C'est aussi ça le but de ce documentaire : éveiller les consciences pour changer les mauvaises habitudes alimentaires. Il ne fallait pas en attendre moins de la part de celui qui n'hésite pas à conseiller aux gens de « sortir le plus vite possibles du supermarché », pour reprendre le titre de l'un de ses chapitres.

Au fil des années et des coups de gueules, Pollan s'est évidemment attiré quelques critiques. Ses détracteurs ont notamment reproché d'être déconnecté de la réalité. En prônant le retour à une consommation plus locale, il s'est fait le chantre d'un idéal assez inadapté aux Américains les plus modestes dont le pouvoir d'achat limité ne permet pas d'accéder aux meilleurs produits. D'autres ont attaqué son interprétation de l'histoire des cuisines et des luttes de genres qui s'y sont déroulées.
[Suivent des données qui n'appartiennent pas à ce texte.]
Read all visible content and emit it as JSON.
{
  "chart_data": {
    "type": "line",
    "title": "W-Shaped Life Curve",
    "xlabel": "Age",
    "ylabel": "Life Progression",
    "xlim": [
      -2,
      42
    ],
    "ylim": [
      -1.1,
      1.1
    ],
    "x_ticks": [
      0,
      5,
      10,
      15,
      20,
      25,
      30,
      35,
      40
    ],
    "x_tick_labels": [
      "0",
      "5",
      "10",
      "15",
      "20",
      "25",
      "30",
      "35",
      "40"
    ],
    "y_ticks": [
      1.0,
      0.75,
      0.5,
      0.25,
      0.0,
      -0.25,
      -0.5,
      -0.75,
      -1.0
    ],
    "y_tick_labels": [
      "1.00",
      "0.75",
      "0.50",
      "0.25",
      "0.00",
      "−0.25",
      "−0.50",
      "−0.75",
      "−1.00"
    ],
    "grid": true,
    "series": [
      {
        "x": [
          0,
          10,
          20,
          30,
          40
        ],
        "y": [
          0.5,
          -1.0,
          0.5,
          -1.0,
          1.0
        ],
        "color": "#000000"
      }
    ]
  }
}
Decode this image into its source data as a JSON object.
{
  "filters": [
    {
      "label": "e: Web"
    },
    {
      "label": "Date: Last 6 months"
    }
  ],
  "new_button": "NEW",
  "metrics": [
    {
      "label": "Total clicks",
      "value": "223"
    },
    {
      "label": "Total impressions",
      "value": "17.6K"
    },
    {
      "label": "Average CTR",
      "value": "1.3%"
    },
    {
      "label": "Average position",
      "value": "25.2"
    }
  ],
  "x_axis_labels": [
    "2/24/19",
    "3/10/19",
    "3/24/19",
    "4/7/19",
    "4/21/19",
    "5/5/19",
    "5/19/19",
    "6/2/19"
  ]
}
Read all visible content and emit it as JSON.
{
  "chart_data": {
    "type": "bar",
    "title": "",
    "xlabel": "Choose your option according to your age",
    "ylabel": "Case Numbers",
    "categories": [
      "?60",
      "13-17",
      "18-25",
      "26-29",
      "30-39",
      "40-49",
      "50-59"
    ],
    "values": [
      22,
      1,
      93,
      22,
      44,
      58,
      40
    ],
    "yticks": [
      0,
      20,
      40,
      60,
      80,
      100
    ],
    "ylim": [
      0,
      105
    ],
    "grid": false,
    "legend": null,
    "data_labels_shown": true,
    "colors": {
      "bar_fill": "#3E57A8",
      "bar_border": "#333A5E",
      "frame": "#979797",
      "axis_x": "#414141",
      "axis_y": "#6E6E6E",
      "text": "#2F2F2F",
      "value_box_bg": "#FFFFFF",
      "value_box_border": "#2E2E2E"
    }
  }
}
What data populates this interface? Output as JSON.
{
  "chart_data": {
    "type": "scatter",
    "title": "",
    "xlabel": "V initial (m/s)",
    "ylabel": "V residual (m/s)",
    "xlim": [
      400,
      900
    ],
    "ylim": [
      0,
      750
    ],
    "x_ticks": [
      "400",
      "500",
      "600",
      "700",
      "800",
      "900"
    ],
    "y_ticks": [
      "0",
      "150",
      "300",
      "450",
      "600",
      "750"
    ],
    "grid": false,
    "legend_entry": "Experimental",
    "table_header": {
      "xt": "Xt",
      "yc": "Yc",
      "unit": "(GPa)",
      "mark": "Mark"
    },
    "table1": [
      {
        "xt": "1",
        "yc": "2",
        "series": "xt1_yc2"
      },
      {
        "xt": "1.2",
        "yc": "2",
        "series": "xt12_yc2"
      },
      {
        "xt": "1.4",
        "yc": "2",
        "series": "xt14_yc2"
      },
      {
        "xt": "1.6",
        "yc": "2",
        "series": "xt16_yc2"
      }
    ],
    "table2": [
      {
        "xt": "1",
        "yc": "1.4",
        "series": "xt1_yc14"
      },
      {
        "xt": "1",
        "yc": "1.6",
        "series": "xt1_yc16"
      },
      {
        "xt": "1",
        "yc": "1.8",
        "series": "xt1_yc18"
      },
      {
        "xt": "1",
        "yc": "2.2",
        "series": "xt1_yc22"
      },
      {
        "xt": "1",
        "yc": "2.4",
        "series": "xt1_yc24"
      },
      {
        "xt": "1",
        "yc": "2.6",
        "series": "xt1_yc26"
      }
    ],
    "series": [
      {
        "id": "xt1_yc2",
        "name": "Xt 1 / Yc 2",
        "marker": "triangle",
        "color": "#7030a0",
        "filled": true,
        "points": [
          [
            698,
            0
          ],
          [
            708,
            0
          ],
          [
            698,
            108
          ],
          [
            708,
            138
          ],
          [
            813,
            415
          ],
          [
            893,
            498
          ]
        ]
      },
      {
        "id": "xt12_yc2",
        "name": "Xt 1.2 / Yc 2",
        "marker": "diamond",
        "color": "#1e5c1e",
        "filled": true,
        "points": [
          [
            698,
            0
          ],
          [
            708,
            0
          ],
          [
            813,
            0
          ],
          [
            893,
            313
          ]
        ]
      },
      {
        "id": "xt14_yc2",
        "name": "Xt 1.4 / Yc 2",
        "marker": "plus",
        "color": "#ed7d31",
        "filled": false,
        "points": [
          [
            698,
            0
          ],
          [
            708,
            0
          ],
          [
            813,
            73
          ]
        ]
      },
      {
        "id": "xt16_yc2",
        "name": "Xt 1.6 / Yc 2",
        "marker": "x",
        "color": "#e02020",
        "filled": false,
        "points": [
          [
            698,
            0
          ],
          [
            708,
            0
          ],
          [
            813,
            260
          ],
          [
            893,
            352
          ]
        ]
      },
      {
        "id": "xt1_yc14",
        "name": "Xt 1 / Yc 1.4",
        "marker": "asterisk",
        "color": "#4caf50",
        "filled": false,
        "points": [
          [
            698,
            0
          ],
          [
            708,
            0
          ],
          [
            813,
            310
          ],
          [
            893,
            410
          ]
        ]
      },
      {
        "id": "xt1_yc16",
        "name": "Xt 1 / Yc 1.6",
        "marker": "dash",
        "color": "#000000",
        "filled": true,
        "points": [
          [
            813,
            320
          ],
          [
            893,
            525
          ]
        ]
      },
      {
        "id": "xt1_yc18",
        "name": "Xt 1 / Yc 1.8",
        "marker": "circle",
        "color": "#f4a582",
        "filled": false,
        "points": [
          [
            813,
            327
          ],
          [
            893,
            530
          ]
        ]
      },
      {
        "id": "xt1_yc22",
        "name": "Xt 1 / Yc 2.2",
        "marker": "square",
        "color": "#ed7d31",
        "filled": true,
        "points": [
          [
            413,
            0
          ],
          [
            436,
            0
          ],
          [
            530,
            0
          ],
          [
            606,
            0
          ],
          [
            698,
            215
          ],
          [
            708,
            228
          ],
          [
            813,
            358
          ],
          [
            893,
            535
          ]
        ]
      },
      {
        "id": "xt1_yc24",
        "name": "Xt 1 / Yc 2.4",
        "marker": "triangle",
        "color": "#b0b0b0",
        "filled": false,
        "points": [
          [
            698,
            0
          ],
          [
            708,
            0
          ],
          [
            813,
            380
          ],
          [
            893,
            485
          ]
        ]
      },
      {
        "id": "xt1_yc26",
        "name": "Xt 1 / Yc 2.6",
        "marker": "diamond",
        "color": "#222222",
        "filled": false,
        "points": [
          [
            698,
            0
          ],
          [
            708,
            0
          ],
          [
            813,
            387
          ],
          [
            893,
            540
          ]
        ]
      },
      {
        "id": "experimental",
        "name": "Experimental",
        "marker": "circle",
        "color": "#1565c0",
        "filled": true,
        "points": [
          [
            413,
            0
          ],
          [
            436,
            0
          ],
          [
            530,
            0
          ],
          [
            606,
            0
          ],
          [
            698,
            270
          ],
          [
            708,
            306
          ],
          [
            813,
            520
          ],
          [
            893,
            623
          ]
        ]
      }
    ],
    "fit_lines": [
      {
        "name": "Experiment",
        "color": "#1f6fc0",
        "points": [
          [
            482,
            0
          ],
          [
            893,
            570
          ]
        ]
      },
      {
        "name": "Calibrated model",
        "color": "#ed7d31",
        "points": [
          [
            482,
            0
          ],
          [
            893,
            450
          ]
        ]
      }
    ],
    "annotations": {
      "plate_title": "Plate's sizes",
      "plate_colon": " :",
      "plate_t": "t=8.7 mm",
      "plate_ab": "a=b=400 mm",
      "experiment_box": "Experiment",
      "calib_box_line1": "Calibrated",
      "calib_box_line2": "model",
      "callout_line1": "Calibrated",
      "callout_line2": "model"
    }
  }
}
Dans un article de 2013, Emily Matchar s'en est prise à la nostalgie culinaire de Pollan en arguant que « contrairement au mythe de l'arrière-arrière-grand-mère bien portante et souriante, faire la cuisine a rarement été une source d'épanouissement, historiquement parlant ».

On retrouve cette nostalgie de la cuisine de grand-mère dans Cooked, aussi bien dans le livre que dans la série documentaire. Dans le livre, Pollan soutient que « voir nos mères en cuisine constitue pour beaucoup d'entre nous un souvenir agréable ». Dans la série, le spectateur apprend que Pollan a passé, enfant, un été idyllique à Martha's Vineyard à s'occuper de son cochon domestique avant de le donner à son voisin, le chanteur de folk James Taylor. C'est en quelque sorte comme si vous expliquiez que vos parents avaient une résidence secondaire à St Tropez et que vous avez un jour refilé votre cochon d'Inde à Brigitte Bardot.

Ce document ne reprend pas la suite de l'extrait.